Partecipare a un evento del genere richiede un sacrificio intenzionale: il viaggio, l’attesa sotto il sole, la fatica fisica. È un’esperienza che contrasta nettamente con l’istantaneità a cui ci ha abituato la tecnologia. Per qualche ora, si accetta di abbandonare il tempo frenetico e frammentato delle notifiche (quello che i greci chiamavano Chronos) per entrare nel tempo dell’intensità e del significato (il Kairos).
Anche se migliaia di smartphone si sollevano inevitabilmente per catturare un frammento di luce o un video da postare, l’esperienza reale rimane profondamente analogica. È fatta di polvere che si solleva sotto le scarpe, di sudore sulla pelle, di voci che si spezzano per lo sforzo. C’è la necessità quasi fisica di “spegnere tutto”, di silenziare le notifiche mentali e lasciarsi andare a una temporanea, salvifica perdita di controllo all’interno di un perimetro sicuro.
- Una catarsi necessaria per il futuro
Quando l’ultima nota si spegne, le luci di Tor Vergata si riaccendono e la folla inizia il suo lento, silenzioso deflusso verso le macchine, i treni e la quotidianità, qualcosa è cambiato. Chi torna a casa non è esattamente la stessa persona che è arrivata qualche ora prima con lo zaino in spalla.

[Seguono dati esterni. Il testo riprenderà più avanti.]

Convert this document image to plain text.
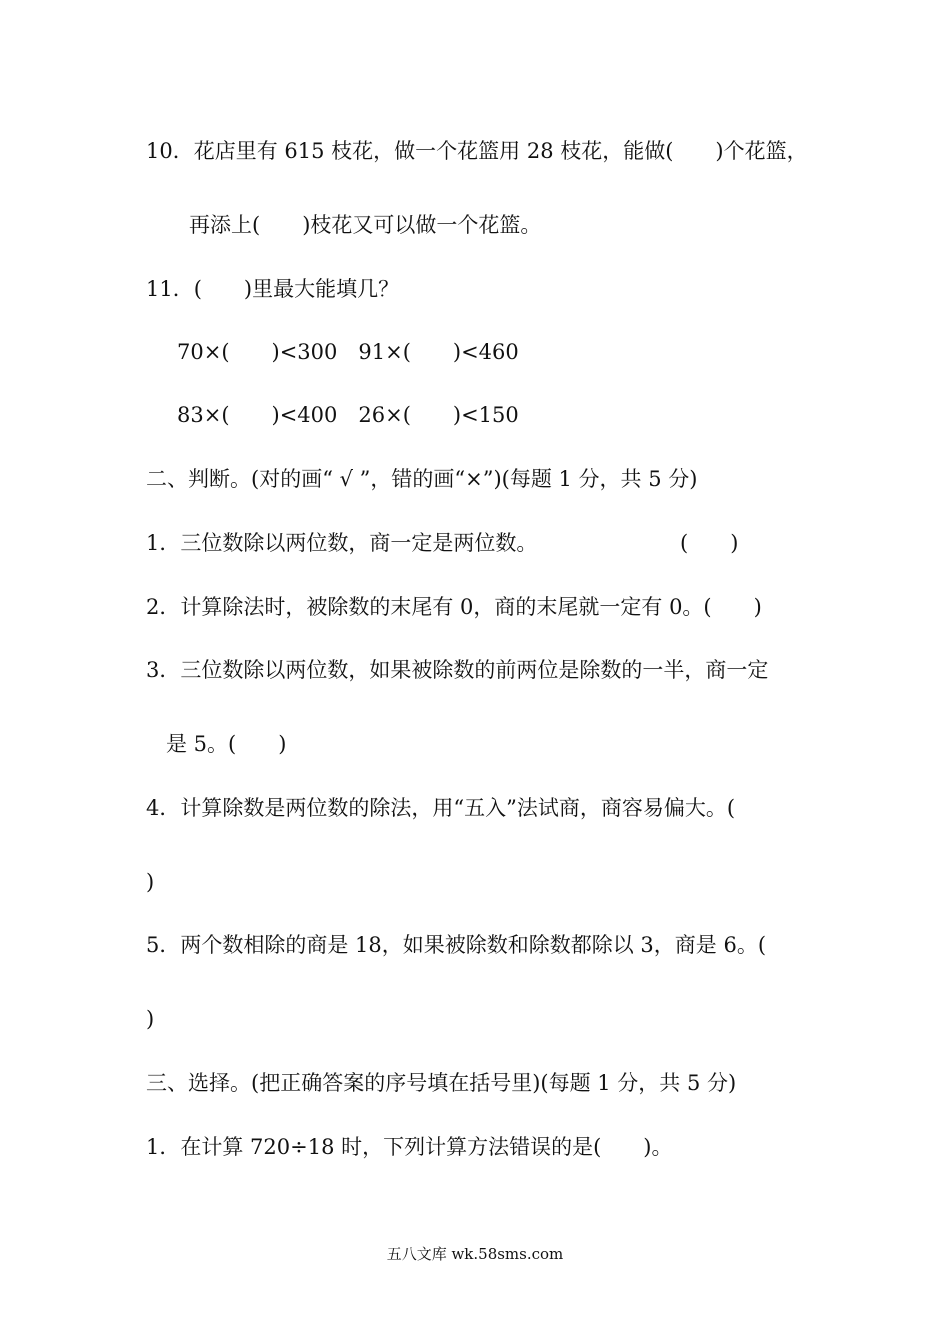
10．花店里有 615 枝花，做一个花篮用 28 枝花，能做(　　)个花篮，
再添上(　　)枝花又可以做一个花篮。
11．(　　)里最大能填几？
70×(　　)<300　91×(　　)<460
83×(　　)<400　26×(　　)<150
二、判断。(对的画“ √ ”，错的画“×”)(每题 1 分，共 5 分)
1．三位数除以两位数，商一定是两位数。	(　　)
2．计算除法时，被除数的末尾有 0，商的末尾就一定有 0。(　　)
3．三位数除以两位数，如果被除数的前两位是除数的一半，商一定
是 5。(　　)
4．计算除数是两位数的除法，用“五入”法试商，商容易偏大。(
)
5．两个数相除的商是 18，如果被除数和除数都除以 3，商是 6。(
)
三、选择。(把正确答案的序号填在括号里)(每题 1 分，共 5 分)
1．在计算 720÷18 时，下列计算方法错误的是(　　)。
五八文库 wk.58sms.com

Eventi di questa portata non sono semplici fenomeni di intrattenimento commerciale. Sono spie luminose sul cruscotto della nostra civiltà. Ci ricordano che, nonostante gli algoritmi tentino di convincerci che uno schermo sia un sostituto sufficiente del contatto umano, siamo ancora creature tribali. Abbiamo ancora un disperato bisogno del fuoco al centro del villaggio, di guardarci negli occhi, di sentirci parte di un disegno più grande. E fino a quando avremo bisogno di cantare insieme per non sentirci soli, ci sarà speranza per la nostra fragile, liquida, ma straordinariamente viva umanità.